A highly sensitive and specific Gold Electrode-Based electrochemical immunosensor for rapid On-Site detection of Salmonella enterica

This study introduces an advanced electrochemical-based biosensor for detecting Salmonella enterica serovar typhimurium (S. typhimurium). The design involves immobilizing anti-Salmonella antibodies on a gold (Au) electrode using self-assembled monolayers (SAM) formation with mercaptoacetic acid (MAA). The subsequent activation using EDC/NHS ensures the stable attachment of the antibodies, a crucial step for maintaining the sensitivity and specificity of the biosensor over extended periods. When Salmonella bacteria bind to the immobilized antibodies, there is an alteration in the electrode's electrical properties. This change is detectable using cyclic voltammetry (CV), with the peak current observed in the voltammogram being proportional to the Salmonella concentration, thus facilitating quantification. We evaluated various parameters influencing biosensor performance, including antibody immobilization, selectivity, sensitivity, and specificity. Remarkably, our biosensor demonstrated high sensitivity, accurately detecting as few as 10 colony-forming units (CFU)/mL of S. typhimurium within a twenty-minute window, with no cross-reactivity to other pathogens. This sensitivity surpasses many standard techniques for Salmonella detection, such as culture-based methods, PCR, ELISA, and microscopy.

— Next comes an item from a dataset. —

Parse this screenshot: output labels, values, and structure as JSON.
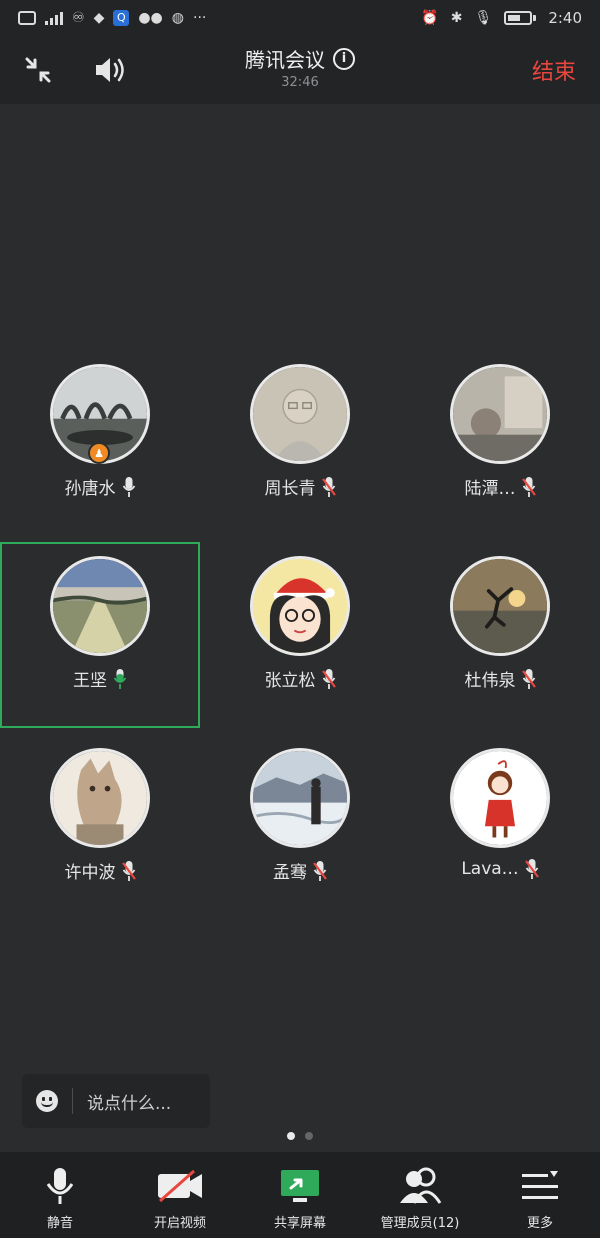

Our biosensor offers rapid detection compared to conventional methods, which are precise but often time-consuming and require specialized equipment and trained personnel. Its performance in artificially contaminated food and water samples was consistent with traditional methods, underscoring its reliability for practical applications. Given its portability, this biosensor has immense potential for on-site, point-of-need detection of S. typhimurium, providing a more efficient alternative to traditional techniques that require days for results and specialized training.